This was our tenth annual visit and the week was packed with the heady mixture of fun, challenge, genuine adventure and achievement that we have come to expect. On the rock there was the usual mixture of mad challenges, including blindfold climbing, legs-tied-together climbing, tandem abseils, fish box abseils and upside down abseils. There were some good conventional efforts on the hard climbs too and Ben Lawrence climbed the notoriously difficult Kiwi Climb, notable for its lack of holds and angles that defy gravity. Meanwhile, on the water various kayak games, played with vast enthusiasm, honed paddling skills and confidence in the boats. Out on the sea in the big boats the fishing was excellent, the line fishing produced prodigious quantities of mackerel and the pots contained record numbers of lobster as well as dog fish and a conger eel amongst other things.

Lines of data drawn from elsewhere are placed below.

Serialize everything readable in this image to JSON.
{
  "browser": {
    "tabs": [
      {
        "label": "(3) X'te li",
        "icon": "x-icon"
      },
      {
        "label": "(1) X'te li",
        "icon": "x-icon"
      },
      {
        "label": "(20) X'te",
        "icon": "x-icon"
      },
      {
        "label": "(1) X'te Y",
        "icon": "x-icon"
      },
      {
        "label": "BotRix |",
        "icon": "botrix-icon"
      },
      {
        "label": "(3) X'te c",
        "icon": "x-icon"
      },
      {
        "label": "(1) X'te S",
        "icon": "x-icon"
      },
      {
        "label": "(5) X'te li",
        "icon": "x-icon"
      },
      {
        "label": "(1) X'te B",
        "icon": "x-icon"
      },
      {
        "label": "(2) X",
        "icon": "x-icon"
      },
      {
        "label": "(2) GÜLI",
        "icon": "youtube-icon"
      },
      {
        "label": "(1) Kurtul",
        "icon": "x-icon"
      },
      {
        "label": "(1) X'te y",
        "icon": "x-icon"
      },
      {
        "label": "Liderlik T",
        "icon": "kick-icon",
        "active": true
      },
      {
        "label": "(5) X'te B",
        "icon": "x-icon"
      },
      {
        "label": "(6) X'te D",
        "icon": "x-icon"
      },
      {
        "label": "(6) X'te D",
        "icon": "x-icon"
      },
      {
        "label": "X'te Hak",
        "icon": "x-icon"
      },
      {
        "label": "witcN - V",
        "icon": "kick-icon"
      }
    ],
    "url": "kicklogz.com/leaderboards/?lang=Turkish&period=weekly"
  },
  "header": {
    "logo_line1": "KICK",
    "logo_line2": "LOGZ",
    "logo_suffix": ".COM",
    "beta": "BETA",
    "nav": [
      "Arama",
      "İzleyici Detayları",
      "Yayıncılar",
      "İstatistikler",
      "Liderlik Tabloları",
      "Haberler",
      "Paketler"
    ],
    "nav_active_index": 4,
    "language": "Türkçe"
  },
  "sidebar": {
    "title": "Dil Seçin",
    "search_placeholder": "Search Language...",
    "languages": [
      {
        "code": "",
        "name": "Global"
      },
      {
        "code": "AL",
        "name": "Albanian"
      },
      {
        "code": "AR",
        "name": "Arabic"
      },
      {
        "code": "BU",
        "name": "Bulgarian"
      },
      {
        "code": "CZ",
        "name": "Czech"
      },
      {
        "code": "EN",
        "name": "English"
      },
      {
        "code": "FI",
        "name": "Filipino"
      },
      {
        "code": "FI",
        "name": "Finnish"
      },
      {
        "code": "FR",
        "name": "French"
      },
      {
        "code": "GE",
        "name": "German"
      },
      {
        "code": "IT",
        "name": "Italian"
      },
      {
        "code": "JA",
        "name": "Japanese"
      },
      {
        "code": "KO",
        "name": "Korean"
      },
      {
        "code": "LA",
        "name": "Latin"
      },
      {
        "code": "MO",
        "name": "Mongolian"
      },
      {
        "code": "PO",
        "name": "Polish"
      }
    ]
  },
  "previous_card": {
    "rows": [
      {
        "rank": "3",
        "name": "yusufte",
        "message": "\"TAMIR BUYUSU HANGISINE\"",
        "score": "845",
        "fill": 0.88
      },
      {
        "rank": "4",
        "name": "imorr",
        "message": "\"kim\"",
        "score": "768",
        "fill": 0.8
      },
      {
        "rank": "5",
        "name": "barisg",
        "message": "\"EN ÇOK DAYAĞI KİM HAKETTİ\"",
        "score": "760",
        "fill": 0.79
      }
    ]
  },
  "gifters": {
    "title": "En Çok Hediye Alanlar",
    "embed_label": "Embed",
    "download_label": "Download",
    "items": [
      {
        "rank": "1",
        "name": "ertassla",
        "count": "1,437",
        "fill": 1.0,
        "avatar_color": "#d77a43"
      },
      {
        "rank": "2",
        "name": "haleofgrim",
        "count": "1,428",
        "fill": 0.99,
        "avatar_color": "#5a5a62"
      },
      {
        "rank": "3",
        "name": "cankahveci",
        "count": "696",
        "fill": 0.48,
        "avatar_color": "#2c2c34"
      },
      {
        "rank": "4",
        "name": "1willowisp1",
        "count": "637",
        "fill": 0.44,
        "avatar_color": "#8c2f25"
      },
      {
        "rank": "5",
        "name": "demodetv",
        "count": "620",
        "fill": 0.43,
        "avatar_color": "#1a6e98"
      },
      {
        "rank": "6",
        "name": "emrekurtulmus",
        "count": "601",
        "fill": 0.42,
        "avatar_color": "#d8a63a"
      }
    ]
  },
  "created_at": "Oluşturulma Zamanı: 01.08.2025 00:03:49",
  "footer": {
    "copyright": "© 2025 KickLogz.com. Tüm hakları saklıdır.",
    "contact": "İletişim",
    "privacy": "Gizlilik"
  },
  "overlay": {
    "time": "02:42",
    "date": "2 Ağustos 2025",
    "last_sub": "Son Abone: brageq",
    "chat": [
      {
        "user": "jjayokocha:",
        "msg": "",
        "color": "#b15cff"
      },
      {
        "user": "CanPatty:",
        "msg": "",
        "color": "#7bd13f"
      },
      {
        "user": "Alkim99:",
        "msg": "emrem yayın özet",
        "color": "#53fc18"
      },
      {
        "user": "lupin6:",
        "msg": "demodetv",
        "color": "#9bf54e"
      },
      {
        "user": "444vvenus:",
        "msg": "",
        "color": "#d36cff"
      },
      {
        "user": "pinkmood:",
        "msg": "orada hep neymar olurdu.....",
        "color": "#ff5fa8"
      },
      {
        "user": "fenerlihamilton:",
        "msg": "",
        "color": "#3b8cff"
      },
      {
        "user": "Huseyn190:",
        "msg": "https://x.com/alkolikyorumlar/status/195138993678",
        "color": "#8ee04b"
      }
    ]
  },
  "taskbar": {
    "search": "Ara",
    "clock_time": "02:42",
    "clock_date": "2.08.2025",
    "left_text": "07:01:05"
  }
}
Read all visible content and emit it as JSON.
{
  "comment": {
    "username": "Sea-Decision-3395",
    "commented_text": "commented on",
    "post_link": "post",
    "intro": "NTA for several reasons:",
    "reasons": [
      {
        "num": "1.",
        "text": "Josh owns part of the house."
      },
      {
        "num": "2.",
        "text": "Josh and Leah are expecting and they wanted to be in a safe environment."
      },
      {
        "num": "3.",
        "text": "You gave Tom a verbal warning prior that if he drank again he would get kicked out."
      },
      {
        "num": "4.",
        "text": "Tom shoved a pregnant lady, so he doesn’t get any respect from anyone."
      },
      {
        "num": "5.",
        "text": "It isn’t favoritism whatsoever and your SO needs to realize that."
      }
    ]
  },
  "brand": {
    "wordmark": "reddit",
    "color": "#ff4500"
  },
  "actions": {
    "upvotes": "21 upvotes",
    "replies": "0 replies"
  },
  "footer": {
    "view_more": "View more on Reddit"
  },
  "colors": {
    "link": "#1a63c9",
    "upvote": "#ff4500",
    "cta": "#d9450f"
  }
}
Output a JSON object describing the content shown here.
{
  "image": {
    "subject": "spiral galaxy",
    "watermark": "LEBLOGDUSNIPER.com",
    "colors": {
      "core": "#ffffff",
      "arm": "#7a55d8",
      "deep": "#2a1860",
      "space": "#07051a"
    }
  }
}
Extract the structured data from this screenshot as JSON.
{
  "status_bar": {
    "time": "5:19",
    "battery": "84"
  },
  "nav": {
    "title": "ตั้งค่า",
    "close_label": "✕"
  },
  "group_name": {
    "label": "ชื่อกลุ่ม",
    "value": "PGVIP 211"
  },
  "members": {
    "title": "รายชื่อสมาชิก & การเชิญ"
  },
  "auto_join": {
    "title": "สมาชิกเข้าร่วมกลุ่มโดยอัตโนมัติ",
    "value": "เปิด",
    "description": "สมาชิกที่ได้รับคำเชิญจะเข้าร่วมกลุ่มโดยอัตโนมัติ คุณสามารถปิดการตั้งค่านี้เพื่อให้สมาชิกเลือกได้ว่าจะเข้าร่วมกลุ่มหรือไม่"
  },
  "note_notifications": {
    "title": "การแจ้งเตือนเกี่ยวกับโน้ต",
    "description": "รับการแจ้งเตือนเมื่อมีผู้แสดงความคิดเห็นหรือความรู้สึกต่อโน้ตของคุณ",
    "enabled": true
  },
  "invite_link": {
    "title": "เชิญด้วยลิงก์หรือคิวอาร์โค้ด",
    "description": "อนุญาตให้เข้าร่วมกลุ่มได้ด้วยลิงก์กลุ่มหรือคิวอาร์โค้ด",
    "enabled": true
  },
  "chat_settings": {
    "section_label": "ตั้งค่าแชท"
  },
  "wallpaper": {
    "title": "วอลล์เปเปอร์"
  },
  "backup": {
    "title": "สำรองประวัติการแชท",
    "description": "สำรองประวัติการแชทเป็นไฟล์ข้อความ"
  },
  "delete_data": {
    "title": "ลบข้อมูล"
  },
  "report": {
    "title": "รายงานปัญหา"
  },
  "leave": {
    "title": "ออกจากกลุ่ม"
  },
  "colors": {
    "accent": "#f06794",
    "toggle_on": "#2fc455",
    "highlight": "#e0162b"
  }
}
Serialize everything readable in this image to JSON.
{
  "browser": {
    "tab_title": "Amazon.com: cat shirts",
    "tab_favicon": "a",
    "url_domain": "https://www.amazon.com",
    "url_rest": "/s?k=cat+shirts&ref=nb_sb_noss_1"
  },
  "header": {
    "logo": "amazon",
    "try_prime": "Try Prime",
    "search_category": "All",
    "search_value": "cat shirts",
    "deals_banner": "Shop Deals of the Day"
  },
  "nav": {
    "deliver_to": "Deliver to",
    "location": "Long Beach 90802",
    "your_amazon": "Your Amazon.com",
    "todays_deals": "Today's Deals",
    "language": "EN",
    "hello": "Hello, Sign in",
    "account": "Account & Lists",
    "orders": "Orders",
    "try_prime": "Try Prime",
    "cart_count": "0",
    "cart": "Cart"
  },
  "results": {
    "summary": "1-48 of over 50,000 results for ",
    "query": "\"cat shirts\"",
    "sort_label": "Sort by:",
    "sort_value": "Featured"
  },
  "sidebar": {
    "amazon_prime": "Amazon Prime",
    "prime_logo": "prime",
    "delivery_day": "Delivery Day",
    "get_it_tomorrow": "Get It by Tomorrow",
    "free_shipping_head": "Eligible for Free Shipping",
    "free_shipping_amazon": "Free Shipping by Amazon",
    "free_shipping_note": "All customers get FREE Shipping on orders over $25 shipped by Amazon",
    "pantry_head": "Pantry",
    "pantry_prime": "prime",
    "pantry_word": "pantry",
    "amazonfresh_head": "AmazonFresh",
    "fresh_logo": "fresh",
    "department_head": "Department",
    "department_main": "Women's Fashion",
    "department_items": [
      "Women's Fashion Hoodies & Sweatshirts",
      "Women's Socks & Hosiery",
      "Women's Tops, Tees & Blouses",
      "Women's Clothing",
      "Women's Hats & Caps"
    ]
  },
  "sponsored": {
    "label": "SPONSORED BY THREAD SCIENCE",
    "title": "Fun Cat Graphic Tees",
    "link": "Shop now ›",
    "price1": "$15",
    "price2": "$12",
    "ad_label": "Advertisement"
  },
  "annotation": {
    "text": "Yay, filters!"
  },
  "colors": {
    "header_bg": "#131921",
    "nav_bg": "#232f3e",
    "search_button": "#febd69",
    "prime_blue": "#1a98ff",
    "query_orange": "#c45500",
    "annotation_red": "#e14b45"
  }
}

While the Year 7 group went on expedition to the island of Lunga, the Year 8s rose superbly to the challenge of a tough expedition to the Isle of Scarba. Delivered by boat onto the slippery rocks of Russian Bay on the west coast, the first objective was the summit of the island 1,500 ft above us and obscured by a thick blanket of cloud. Following a fine gorge inland and upwards, we made a steady ascent through heavy rain until we were able to leave our expedition rucksacks on a col and continue lightweight to the top. As we neared our objective the clouds lifted and we enjoyed a magnificent view of the sunlit neighbouring islands. Celebrating our arrival at the top, the hardier souls swam the length of the lochan just below the summit! Descending on very steep ground, we headed for the southern point of the island, harassed all the way by clouds of midges and collecting armfuls of frazzle (dead heather) for our cooking fires. We eventually arrived at the seashore cave that was to be our camp for the night. A wonderfully large and deep cave, looking out across the Gulf of Corryvrekan to Jura, it made a cosy shelter from the unreliable weather outside. Even better, once we had our cooking fires going in the cave mouth the midges retreated and we could emerge from our headnets. During the afternoon we had seen a golden eagle patrolling overhead as well as an adder and now in the evening some of us watched an otter playing in the sea right in front of us for almost ten minutes. In the morning, having cooked a breakfast of tea, bacon, sausages and toast and leaving no trace of our visit, we took the sharp and long climb away from the cave to reach a stalkers’ track that carried us round the east side of the island and down to the rendezvous with the boat at midday.




The skills learned on expedition were put to the test at the end of the week in the ‘survival exercise’, when the youngsters were marooned in small groups on various uninhabited islands and left to fend for themselves without adults for a day and a night - sleeping in caves, finding their own drinking water and foraging for food such as limpets, seaweed, wood sorrel and berries. Veterans of last year’s course went out for two nights.






At no time is the value of this course more evident than the moment when the participants return from ‘survival’, having come through an experience few people will ever have in their lifetimes. This course is multi-dimensional but one thing it does superbly well is take children out of their comfort zone and show them that they can cope. What a fantastic lesson for life!